We built our first data center in Mexico City in 2002. Later, in 2007 we became pioneers in Querétaro as the first data center there. Since then, more have followed. KIO is extremely proud to continue with our expansion process. Querétaro will continue to grow as a technology hub and receive investment for such infrastructure. We have secured 50MW of power capacity for our mega campus in Querétaro. We have a vast and important ecosystem at our KIO Querétaro 1 (QRO1) data center, featuring companies working on clouds, internet providers, some of the largest banks in the country, stock exchanges, retail businesses, logistics, and transportation companies. Most of the Fortune 500 companies in Mexico have located their infrastructure in QRO1. Furthermore, it accommodates all the telecoms providers that have infrastructure in the country. That data center is working at full capacity, and we are currently building the QRO2 data center on an adjacent plot of land.
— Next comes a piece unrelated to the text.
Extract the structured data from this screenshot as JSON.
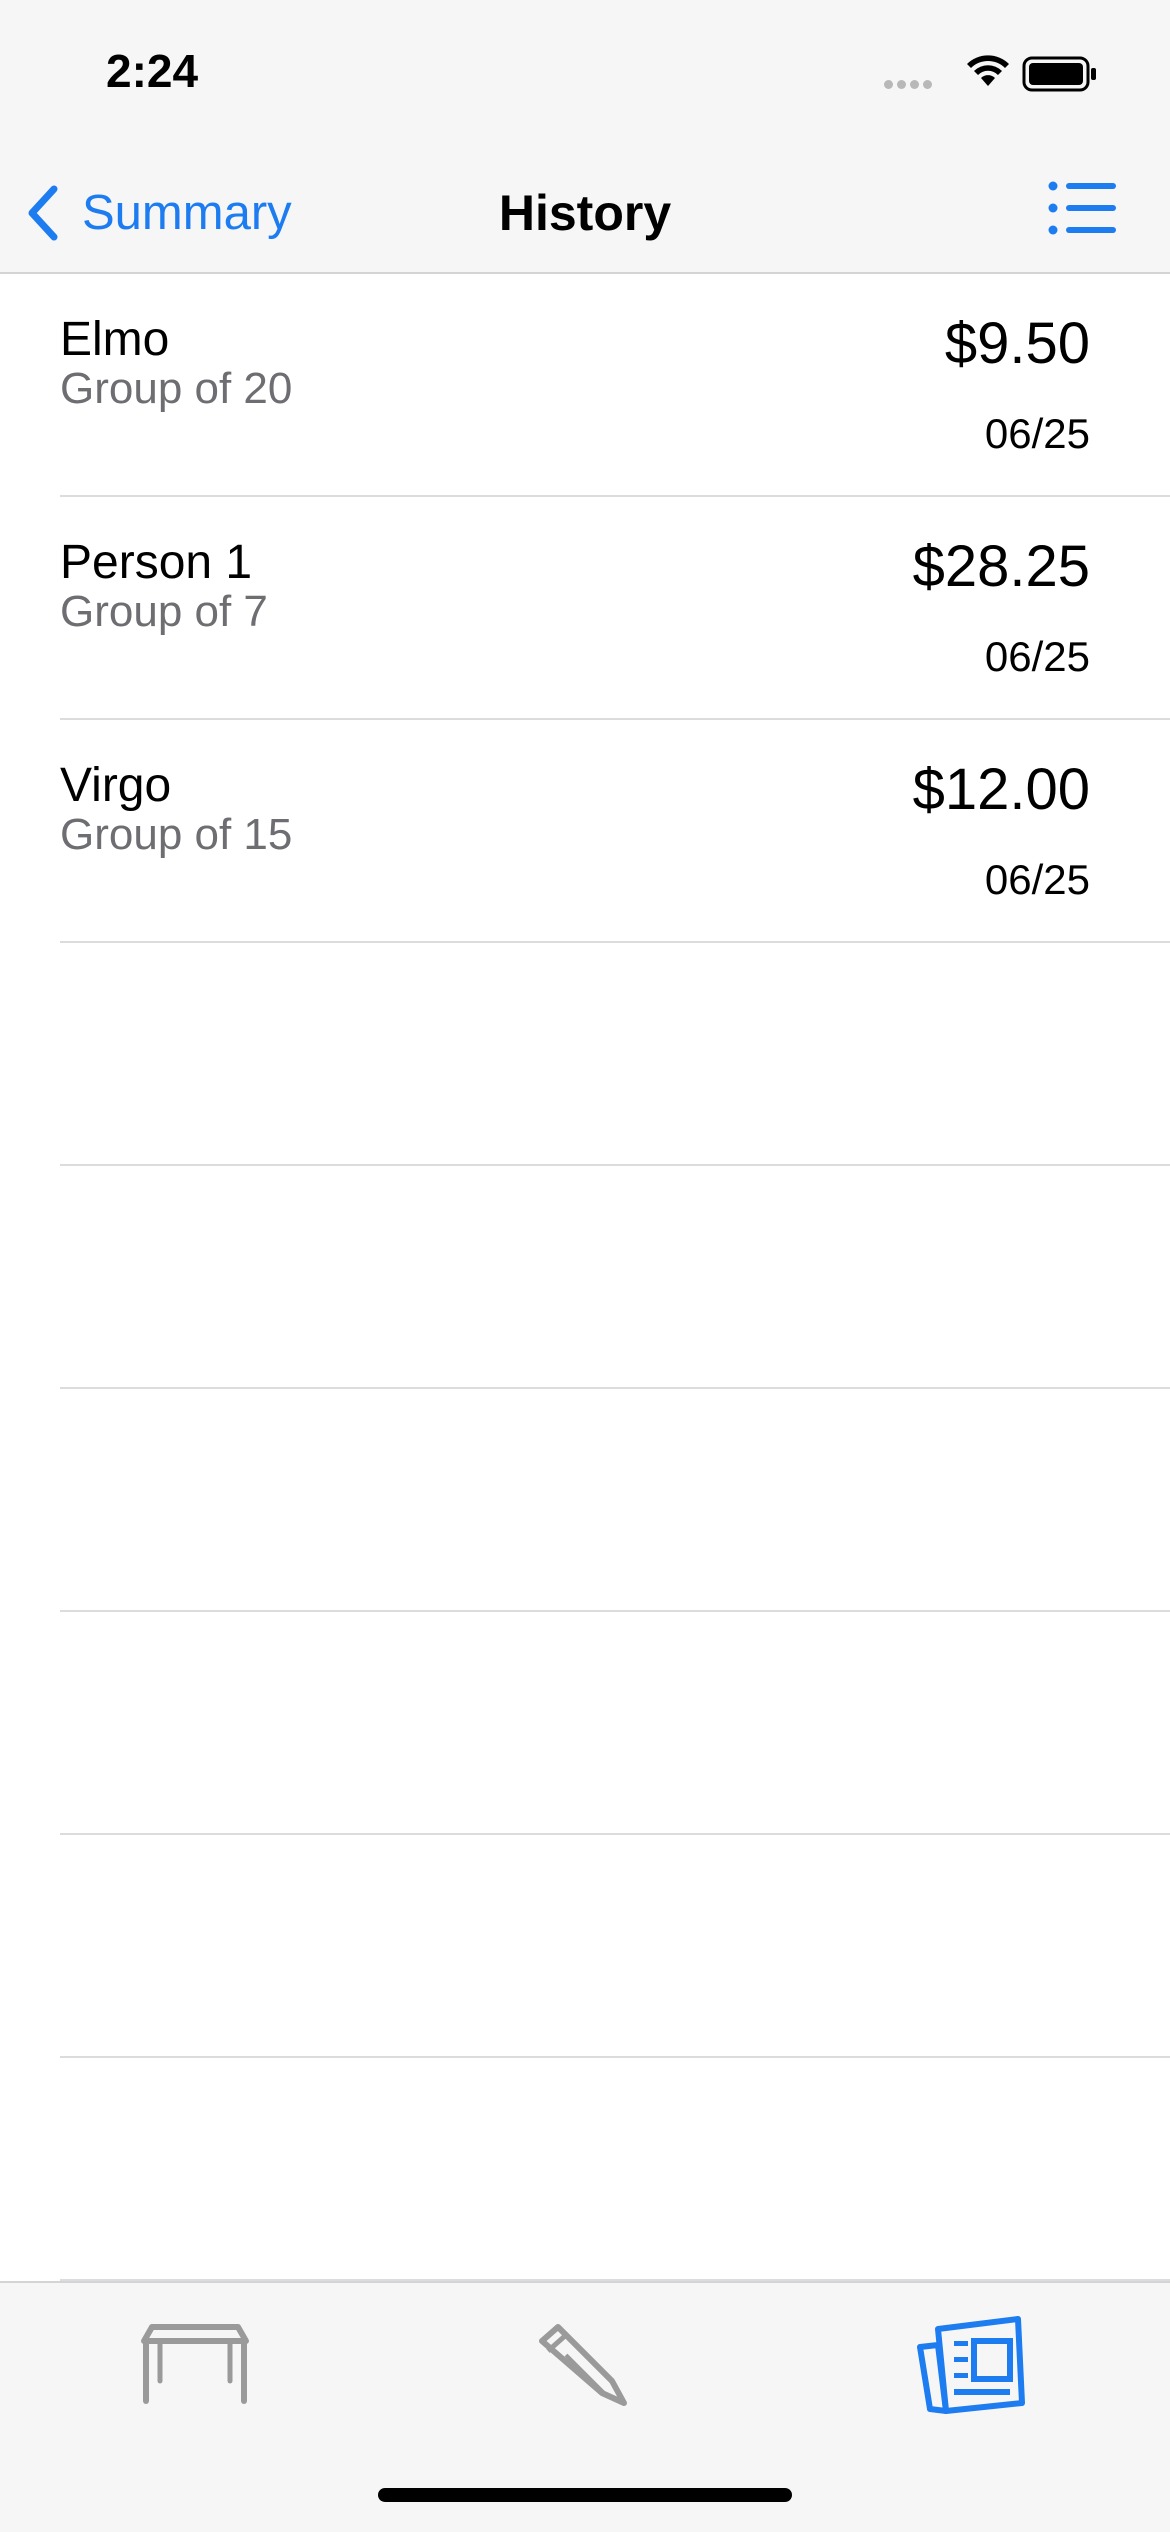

QRO2 will be a denser data center, with a 12-MW capacity compared to the original 8MW. The data center will not only serve retail co-location but also the wholesale market. We have also secured a 25,000-sqm plot of land across from QRO1 and QR 2 on which to ultimately locate QRO3. The three data centers will create a mega campus with ultimate capacity of 80MW. QRO1 will continue to have a variety of clients in its ecosystem, QRO2 will cater to a combination of projects, and QRO3 will enable the expansion of the capabilities of 1 and 2. The campuses will be interconnected, which will be attractive to both hyper-scalers and traditional companies. Hyper-scalers want to connect their clouds to those companies to sell them services, and those companies can interconnect their private clouds and on-premises solutions to the private clouds through cloud on-ramps infrastructure hosted on our data centers. We have a five-year plan in place that involves all these investments and are also thinking beyond. We aim to reach a capacity of 113MW in the next five years.